Load a JSGF grammar from a file:
configuration = Pocketsphinx::Configuration::Grammar.new('sentences.gram')
Or build one dynamically with this simple DSL (currently only supports sentence lists):
configuration = Pocketsphinx::Configuration::Grammar.new do
sentence "Go forward ten meters"
sentence "Go backward ten meters"
end
See the CMU Sphinx resources on training and adapting acoustic models for more information.
Peter Grasch, author of Simon, has also made a number of interesting posts on the state of open source speech recognition, as wells as improving language and acoustic models.
See sphinxtrain-ruby
for an experimental toolkit for training/adapting CMU Sphinx acoustic models. Its main goal is to help with adapting existing acoustic models to a specific speaker/accent.
First and foremost, because this gem depends on development versions of CMU Sphinx packages, there will be times when errors are caused by API changes or bugs in those packages. Unfortunately until some up to date releases are made this is going to happen from time to time, so please do open an issue with as much detail as you have.
This gem has been tested with a manual Pocketsphinx installation on Ubuntu 14.04 and a Homebrew Pocketsphinx installation on OSX 10.9.4 Mavericks. Take a look at the following common problems before opening an issue.
`attach_function': Function 'ps_default_search_args' not found in [libpocketsphinx.so] (FFI::NotFoundError)
An error like this probably means that you have an old version of the Pocketsphinx libraries installed. If necessary, replace them with a recent development version which supports the features available in this gem.

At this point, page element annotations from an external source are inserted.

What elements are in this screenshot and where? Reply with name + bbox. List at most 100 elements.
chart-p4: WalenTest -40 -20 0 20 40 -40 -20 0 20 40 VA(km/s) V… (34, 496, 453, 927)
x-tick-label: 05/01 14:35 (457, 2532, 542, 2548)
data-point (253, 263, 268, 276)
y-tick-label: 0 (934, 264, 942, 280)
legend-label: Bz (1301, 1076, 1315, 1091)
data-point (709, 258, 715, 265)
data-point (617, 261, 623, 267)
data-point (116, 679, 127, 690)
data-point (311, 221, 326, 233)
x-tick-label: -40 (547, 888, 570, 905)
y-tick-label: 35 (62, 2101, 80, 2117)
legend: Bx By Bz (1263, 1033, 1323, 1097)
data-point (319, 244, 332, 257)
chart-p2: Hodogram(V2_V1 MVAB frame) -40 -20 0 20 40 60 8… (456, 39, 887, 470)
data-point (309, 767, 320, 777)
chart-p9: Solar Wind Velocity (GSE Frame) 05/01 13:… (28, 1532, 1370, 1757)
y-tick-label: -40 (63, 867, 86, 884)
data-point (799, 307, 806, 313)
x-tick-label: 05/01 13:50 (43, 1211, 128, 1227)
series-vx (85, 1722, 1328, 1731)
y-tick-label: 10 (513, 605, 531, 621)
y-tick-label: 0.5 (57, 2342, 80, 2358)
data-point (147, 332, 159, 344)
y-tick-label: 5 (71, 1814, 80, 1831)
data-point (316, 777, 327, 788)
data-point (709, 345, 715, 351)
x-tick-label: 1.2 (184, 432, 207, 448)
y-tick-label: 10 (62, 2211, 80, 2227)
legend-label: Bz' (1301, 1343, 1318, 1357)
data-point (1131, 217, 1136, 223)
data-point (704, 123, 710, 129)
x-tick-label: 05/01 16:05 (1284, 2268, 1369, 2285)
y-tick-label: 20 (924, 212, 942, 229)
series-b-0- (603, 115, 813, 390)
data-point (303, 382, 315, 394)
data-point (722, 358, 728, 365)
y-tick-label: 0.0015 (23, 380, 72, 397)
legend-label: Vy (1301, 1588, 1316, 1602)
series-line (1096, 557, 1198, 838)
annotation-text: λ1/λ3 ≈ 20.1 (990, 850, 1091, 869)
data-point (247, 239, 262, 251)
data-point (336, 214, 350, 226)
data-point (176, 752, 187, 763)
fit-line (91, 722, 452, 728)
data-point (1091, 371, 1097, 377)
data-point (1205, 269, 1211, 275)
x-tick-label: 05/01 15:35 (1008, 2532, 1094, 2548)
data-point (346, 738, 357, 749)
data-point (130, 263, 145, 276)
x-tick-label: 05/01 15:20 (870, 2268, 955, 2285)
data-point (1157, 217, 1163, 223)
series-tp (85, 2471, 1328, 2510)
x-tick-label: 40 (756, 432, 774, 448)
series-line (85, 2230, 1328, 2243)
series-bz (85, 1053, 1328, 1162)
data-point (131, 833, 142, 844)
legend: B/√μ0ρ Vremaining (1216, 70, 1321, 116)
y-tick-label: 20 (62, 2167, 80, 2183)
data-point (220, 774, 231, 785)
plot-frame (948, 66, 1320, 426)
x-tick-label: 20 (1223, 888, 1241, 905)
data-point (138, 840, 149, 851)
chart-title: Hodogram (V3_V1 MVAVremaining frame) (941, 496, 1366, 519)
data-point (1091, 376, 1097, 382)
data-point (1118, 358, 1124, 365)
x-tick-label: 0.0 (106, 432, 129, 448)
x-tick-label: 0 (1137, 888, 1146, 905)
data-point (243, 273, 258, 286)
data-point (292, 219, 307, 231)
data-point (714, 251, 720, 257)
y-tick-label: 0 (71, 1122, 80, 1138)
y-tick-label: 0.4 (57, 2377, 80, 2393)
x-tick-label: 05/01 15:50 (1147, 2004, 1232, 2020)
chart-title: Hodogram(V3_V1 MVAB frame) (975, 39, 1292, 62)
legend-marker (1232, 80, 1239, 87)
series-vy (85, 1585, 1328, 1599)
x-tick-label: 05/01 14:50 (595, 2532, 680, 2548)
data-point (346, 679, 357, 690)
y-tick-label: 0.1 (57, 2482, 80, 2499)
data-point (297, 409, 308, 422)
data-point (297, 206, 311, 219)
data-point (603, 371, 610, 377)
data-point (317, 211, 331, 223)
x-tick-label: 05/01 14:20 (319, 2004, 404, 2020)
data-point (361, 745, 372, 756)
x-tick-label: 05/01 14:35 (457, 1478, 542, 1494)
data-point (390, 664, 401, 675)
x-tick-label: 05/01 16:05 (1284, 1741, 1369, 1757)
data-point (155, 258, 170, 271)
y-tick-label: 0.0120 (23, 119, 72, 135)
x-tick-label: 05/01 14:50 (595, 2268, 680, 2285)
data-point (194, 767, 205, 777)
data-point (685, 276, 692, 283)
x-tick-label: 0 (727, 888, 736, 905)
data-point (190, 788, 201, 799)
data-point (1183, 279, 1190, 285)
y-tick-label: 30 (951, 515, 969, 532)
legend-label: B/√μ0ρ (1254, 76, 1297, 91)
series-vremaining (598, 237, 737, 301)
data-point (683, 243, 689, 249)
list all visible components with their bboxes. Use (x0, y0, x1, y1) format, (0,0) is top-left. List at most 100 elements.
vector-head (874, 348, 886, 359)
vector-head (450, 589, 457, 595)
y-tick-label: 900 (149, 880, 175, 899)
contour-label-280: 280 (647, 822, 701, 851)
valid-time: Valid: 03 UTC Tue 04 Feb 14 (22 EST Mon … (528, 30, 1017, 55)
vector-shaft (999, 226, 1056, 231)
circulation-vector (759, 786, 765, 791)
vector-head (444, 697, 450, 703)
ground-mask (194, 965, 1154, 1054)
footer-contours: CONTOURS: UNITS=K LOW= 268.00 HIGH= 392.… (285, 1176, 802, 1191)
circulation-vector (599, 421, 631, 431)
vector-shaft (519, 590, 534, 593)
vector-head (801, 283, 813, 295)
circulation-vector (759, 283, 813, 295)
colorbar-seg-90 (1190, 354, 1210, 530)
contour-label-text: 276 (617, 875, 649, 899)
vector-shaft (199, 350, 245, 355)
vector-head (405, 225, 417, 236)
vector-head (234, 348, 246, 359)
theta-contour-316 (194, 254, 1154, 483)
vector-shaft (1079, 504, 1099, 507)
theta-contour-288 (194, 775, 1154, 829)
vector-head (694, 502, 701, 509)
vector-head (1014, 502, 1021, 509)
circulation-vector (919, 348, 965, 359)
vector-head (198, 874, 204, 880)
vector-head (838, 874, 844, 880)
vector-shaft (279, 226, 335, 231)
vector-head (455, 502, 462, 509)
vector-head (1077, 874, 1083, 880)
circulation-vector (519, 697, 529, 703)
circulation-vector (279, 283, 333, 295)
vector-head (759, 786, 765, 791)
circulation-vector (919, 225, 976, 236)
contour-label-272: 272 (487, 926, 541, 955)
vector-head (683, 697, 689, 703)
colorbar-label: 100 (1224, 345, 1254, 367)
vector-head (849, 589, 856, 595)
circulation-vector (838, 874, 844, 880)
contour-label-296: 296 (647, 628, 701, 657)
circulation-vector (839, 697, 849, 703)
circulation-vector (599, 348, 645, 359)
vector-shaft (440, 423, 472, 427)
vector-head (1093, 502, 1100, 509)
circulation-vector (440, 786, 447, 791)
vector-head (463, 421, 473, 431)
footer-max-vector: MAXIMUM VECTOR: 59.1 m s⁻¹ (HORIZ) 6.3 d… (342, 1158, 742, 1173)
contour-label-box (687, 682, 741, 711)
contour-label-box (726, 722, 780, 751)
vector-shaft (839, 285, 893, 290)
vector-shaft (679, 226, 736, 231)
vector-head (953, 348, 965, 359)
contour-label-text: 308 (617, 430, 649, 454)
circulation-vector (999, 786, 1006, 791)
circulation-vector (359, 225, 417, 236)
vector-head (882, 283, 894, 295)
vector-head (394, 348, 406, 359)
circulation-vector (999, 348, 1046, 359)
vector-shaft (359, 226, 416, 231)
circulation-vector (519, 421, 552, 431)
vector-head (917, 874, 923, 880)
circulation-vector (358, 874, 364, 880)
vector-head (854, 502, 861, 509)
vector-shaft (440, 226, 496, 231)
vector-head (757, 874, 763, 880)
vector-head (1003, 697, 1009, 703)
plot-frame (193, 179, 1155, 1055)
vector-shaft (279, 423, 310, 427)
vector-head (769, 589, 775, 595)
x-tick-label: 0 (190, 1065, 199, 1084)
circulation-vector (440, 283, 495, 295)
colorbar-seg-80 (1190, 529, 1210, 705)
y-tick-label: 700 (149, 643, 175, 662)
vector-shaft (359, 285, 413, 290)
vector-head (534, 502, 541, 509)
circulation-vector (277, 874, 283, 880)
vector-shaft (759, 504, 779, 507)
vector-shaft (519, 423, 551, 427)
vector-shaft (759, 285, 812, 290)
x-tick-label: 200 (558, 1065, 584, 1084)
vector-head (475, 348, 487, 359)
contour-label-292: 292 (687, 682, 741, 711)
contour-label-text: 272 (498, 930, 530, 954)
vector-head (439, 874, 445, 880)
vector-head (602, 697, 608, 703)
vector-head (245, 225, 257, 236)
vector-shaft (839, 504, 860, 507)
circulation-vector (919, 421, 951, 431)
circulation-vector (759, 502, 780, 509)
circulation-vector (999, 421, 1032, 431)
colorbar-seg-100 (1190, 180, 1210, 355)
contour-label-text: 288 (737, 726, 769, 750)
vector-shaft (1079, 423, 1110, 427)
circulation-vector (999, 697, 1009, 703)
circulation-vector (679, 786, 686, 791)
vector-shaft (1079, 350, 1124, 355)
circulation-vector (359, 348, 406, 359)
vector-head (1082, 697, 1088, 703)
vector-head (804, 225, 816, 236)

- Fork it ( https://github.com/watsonbox/pocketsphinx-ruby/fork )
- Create your feature branch (
git checkout -b my-new-feature
) - Commit your changes (
git commit -am 'Add some feature'
) - Push to the branch (
git push origin my-new-feature
) - Create a new Pull Request
- Isabella - A voice-computing assistant built in Ruby.
- sphinxtrain-ruby - A Toolkit for training/adapting CMU Sphinx acoustic models.